Announcement
Introducing ACI: What Post-Training Learning Looks Like
Most AI teams do not have a pretraining problem. They have a post-deployment change problem. New tenants, device fleets, jurisdictions, policies, and local behaviors all require the model to change after launch. The default answer today is more gradient work, more adapters, more retrieval infrastructure, and more operational risk.
ACI addresses that problem directly. Train or choose a strong backbone once, then handle frequent learning, editing, personalization, and rollback through explicit post-deployment operations: bind, adapt, constrain, unbind, and audit.

What ACI is
ACI has four core capabilities. It is a post-training learning engine, an exact unlearning engine, a governed personalization engine, and a hard-constraint safety engine. These describe what the system does after deployment: lower adaptation overhead, exact or certificate-bounded removal of specific learned contributions, per-tenant and per-device personalization without full model clones, and explicit constraints that live in the model itself rather than in prompts or sidecar middleware.
Stability, plasticity, and editability
Stability means protected outputs stay inside a declared non-regression budget when the system changes. This guarantee is defined on named protected evaluation sets. In exact mode, retained constraints hold up to floating-point error. After lossy consolidation, the guarantee becomes certificate-bounded.
Plasticity means new admissible items can be incorporated in bounded time and bounded memory. A tenant fact, a device habit, or a new policy item should not require a full retraining cycle.
Editability means specific learned contributions can be removed and the system can reconstruct the counterfactual retained state. If a tenant workflow, user preference, or subject-linked item must disappear, unbind returns the retained state to what would have existed had that item never been ingested.
Plasticity accepts new items. Stability keeps protected behavior from drifting.
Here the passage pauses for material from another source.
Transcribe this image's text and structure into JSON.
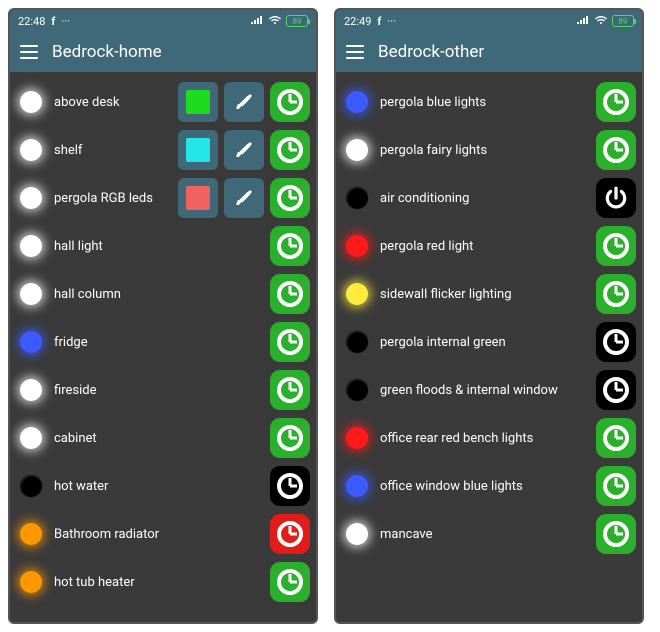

Editability removes items later and reconstructs the correct counterfactual state.
The three products plus the add-on
ACI Inference is the multi-tenant cloud and on-prem product: one shared service model, isolated tenant state, and operational surfaces for production serving.
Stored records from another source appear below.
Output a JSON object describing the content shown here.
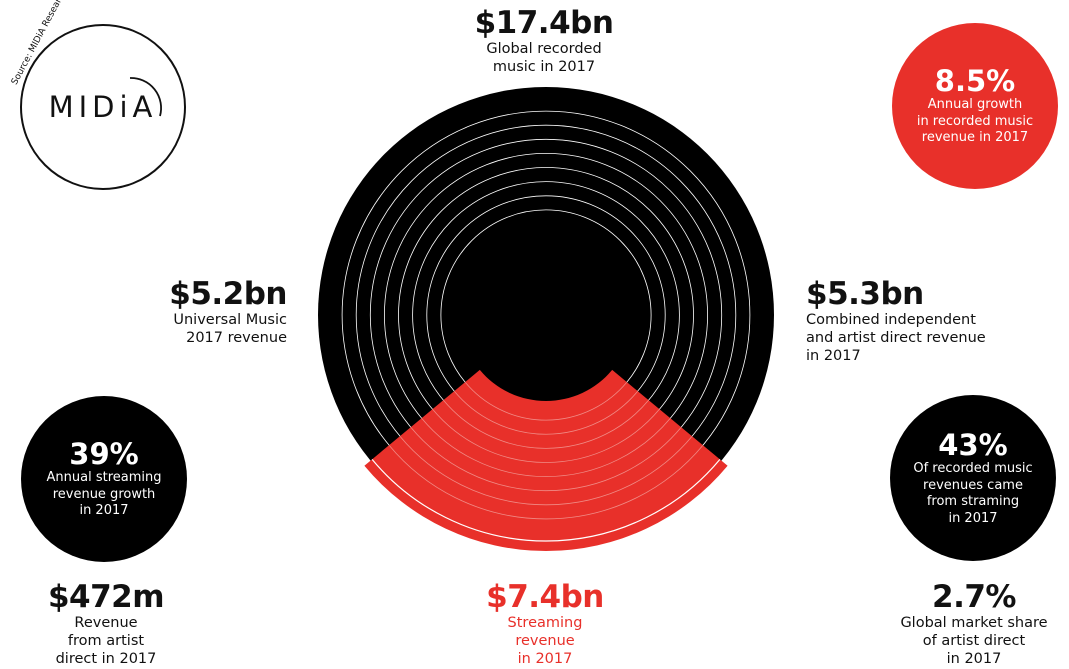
{
  "source": "Source: MIDiA Research",
  "logo": {
    "text": "MIDiA"
  },
  "colors": {
    "accent": "#e8302a",
    "black": "#000000"
  },
  "center_top": {
    "value": "$17.4bn",
    "line1": "Global recorded",
    "line2": "music in 2017"
  },
  "left_mid": {
    "value": "$5.2bn",
    "line1": "Universal Music",
    "line2": "2017 revenue"
  },
  "right_mid": {
    "value": "$5.3bn",
    "line1": "Combined independent",
    "line2": "and artist direct revenue",
    "line3": "in 2017"
  },
  "bubble_top_right": {
    "value": "8.5%",
    "line1": "Annual growth",
    "line2": "in recorded music",
    "line3": "revenue in 2017"
  },
  "bubble_left": {
    "value": "39%",
    "line1": "Annual streaming",
    "line2": "revenue growth",
    "line3": "in 2017"
  },
  "bubble_right": {
    "value": "43%",
    "line1": "Of recorded music",
    "line2": "revenues came",
    "line3": "from straming",
    "line4": "in 2017"
  },
  "bottom_left": {
    "value": "$472m",
    "line1": "Revenue",
    "line2": "from artist",
    "line3": "direct in 2017"
  },
  "bottom_center": {
    "value": "$7.4bn",
    "line1": "Streaming",
    "line2": "revenue",
    "line3": "in 2017"
  },
  "bottom_right": {
    "value": "2.7%",
    "line1": "Global market share",
    "line2": "of artist direct",
    "line3": "in 2017"
  },
  "vinyl": {
    "streaming_share": 0.43
  }
}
ACI Personal Agents is the desktop, laptop, and on-device product: private personalization, local persistence, local erase, and explicit privacy reporting for personal agents and device software.
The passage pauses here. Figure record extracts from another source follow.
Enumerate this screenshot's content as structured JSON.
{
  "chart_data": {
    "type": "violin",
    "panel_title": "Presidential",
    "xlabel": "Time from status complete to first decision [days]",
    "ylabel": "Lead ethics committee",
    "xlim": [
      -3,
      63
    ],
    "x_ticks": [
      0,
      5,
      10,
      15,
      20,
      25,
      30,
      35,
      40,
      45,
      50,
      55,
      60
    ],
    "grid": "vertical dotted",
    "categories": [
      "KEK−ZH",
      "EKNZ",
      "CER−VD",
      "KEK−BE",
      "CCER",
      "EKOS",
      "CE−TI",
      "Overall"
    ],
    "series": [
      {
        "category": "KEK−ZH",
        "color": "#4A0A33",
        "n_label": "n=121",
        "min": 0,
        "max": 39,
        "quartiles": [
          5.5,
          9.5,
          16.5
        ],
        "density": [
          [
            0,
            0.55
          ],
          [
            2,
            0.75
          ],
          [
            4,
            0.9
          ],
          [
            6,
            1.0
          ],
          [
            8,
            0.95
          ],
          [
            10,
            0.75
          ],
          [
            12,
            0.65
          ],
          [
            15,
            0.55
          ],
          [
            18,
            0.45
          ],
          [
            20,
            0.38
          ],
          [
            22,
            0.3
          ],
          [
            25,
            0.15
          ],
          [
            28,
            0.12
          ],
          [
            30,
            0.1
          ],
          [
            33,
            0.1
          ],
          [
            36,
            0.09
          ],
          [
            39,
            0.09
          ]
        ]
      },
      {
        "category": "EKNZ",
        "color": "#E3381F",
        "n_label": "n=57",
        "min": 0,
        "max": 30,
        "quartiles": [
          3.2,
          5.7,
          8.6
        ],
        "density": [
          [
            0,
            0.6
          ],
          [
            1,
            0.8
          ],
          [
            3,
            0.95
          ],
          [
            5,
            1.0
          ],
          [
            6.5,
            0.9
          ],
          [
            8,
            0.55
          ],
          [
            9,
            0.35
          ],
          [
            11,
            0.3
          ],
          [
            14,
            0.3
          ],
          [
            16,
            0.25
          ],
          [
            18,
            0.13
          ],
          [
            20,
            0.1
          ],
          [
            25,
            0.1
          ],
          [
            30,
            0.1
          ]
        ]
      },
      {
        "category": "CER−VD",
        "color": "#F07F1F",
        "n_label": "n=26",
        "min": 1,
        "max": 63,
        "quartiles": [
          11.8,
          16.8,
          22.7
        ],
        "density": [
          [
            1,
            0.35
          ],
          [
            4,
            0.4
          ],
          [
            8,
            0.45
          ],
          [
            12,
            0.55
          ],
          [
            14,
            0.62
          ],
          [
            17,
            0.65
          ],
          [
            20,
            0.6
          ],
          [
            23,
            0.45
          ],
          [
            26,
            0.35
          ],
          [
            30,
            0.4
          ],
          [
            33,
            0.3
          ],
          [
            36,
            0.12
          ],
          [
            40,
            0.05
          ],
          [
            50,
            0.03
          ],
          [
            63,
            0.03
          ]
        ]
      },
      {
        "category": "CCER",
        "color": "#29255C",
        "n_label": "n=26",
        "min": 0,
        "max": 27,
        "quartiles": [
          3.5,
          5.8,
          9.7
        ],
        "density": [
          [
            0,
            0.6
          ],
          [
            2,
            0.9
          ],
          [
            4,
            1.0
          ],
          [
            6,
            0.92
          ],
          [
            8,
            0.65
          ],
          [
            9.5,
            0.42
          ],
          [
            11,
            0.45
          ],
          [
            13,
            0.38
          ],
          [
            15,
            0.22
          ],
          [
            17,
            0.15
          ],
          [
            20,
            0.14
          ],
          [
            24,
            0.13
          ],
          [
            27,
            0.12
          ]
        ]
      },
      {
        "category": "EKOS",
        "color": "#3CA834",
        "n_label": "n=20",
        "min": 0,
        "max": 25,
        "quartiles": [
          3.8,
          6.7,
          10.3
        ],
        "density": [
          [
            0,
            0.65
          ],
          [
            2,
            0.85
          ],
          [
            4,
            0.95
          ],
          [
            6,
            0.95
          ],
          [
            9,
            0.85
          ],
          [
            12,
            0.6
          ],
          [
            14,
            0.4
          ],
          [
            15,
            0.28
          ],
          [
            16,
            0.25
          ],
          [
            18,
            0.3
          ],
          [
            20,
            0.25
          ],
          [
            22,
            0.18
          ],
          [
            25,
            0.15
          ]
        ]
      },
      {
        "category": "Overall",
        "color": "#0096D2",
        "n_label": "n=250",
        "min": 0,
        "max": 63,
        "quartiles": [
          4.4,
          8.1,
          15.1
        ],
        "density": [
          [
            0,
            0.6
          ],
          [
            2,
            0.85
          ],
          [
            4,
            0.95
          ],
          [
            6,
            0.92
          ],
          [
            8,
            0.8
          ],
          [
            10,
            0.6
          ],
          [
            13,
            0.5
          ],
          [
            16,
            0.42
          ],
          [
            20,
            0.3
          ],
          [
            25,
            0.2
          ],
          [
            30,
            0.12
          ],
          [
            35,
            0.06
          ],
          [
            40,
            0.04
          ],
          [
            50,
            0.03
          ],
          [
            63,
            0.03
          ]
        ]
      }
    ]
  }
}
ACI Edge Runtime is the compiled edge surface: local adaptation under hard resource bounds for robotics, industrial, medical, defense, and automotive programs.
ACI Safety & Policy is the constraint and evidence add-on: typed constraints with deterministic precedence, hard deny and projection behavior, and signed evidence.
Where ACI fits relative to RAG and adapter stacks
Retrieval does not change the prediction function. Periodic retraining changes it, but does not provide exact removal of specific learned contributions. ACI changes the prediction function while also providing exact removal in exact mode or certificate-bounded removal in certified mode.
For safety: vector databases and adapter stacks do not preserve protected prior constraints by construction. In ACI, those constraints live in the retained control layer, which is why policy is part of the deployment surface rather than a late-stage wrapper.
What the benchmark data supports
The benchmark section establishes three points. First, supervised ACI performs strongly on reported benchmark artifacts. Second, pure analytic adaptation from scratch does not match mature baseline policies on hard continuous control. Third, ACI still delivers valuable stability and editability properties in robotics, which is why the edge position is hybrid refinement and safety rather than replacing established policies.
If the problem starts after deployment rather than before it, that is where ACI fits — a layer for post-training change, not a replacement for pretraining.